The US Centers for Disease Control and Prevention (CDC) is moving away from universal vaccine recommendations, replacing them with a new emphasis on “shared clinical decisionmaking.” This shift, spearheaded under Health and Human Services Secretary Robert F. Kennedy Jr., has already altered the childhood immunization schedule, removing blanket endorsements for six vaccines in favor of individualized assessments.
The term shared clinical decisionmaking has become central to Kennedy’s administration’s approach. National Institutes of Health Director Jay Bhattacharya, who temporarily oversees the CDC, champions the idea. Surgeon General nominee Casey Means also invoked it during her Senate confirmation, framing it as a patient-centered approach to vaccination.

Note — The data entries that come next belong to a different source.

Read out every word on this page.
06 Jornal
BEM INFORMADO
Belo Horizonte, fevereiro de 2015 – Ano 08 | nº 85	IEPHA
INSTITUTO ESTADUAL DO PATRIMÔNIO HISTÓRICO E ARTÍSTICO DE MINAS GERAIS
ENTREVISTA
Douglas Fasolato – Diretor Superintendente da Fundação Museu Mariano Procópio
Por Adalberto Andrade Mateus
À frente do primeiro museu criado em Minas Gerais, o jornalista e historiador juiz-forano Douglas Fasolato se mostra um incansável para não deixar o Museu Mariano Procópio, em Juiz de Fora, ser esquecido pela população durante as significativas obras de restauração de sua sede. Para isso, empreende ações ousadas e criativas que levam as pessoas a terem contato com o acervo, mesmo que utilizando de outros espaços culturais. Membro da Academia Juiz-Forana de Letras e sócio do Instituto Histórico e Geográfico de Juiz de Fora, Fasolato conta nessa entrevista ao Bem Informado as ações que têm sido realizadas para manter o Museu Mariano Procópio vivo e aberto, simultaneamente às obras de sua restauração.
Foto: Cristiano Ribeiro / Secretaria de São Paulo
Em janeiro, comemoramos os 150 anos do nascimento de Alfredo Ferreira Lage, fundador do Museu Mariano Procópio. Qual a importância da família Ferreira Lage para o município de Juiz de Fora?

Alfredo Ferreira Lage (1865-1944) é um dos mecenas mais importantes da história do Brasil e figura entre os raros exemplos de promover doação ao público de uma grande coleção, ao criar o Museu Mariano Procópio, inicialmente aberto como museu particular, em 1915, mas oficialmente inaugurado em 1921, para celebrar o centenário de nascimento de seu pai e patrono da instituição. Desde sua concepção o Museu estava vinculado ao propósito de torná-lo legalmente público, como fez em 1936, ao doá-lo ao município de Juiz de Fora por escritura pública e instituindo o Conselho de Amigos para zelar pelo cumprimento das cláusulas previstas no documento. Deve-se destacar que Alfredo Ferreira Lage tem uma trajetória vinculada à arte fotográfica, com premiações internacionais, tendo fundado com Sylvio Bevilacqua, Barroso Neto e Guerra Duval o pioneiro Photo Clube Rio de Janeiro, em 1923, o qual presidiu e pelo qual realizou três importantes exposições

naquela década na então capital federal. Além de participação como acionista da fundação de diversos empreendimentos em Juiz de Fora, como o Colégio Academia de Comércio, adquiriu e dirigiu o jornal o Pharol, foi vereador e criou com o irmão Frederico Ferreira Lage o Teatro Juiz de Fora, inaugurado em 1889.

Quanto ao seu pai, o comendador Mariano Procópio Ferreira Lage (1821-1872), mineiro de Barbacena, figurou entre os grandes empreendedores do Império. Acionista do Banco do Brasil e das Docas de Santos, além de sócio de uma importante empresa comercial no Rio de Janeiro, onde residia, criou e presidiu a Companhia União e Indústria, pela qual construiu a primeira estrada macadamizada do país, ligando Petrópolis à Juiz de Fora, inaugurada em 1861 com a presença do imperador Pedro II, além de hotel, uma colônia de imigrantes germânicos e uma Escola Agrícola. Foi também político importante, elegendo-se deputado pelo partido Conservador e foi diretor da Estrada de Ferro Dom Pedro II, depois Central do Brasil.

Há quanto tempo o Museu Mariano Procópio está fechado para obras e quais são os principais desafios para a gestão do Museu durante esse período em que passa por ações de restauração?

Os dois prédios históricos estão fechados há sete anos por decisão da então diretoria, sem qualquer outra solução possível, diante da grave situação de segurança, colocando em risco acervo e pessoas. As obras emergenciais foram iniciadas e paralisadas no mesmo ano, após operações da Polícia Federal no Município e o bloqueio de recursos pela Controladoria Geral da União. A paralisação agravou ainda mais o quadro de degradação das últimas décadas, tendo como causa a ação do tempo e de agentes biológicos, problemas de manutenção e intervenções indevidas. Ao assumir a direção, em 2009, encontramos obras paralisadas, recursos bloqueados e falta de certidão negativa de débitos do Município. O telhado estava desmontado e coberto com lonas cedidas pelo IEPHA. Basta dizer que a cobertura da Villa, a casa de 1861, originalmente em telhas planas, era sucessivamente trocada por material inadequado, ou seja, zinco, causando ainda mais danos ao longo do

The core issue: while seemingly reasonable, this concept is being weaponized to undermine public health. It’s meant to be a conversation between doctors and patients about benefits and risks. Critics argue that the current administration is using it as a pretext to erode confidence in vaccines without outright banning them.
Jennifer Nuzzo, an epidemiologist at Brown University, points out that the scientific consensus on vaccine safety and efficacy is firm. “Labeling them as something that requires shared clinical decisionmaking implies uncertainty where none exists.”
The CDC first applied this approach to Covid-19 vaccines in May 2023, suggesting parental discussion before vaccinating children aged 6 months to 17 years. Later, Kennedy’s advisory committee overruled prior guidance for annual Covid boosters, again favoring individualized assessments. In January 2024, the CDC dropped universal recommendations for hepatitis A, B, influenza, meningococcal ACWY, and rotavirus, relegating them to the “shared clinical decisionmaking” category. Crucially, these changes lacked new supporting data.
The concept of shared decisionmaking originated in the 1980s as a response to paternalistic medicine. It was intended for complex cases where treatment options are uncertain, not for routine vaccinations with established benefits.
Jake Scott, an infectious disease physician at Stanford, explains the broader implications: “Individual choices aggregate into population outcomes.” Declining vaccination rates impact not only the unvaccinated but also vulnerable populations like infants and immunocompromised individuals. The CDC previously applied shared decisionmaking only to the meningococcal B vaccine in 2015, as it protects only the recipient and does not prevent transmission.
Katherine Hall Jamieson, a misinformation researcher at the University of Pennsylvania, notes that the reframing of shared decisionmaking sows confusion. Surveys show that some people now believe it means vaccines are not beneficial for everyone. This misinterpretation also reinforces the false narrative that the CDC forces vaccinations. In reality, states determine school entry requirements, and parents can opt out, with exemption rates rising to 3.6% in 2024–25, up from 2.5% in 2019–20.
Scott warns that shared decisionmaking is being used as a political tool to weaken vaccine uptake without outright prohibition. The recent changes are likely not the last, suggesting a broader effort to degrade public health infrastructure under the guise of patient autonomy.
This shift in CDC policy raises critical questions about the long-term impact on herd immunity and public trust in medical science. The deliberate reframing of shared decisionmaking as a tool rather than a genuine patient-centered approach undermines decades of established public health practice.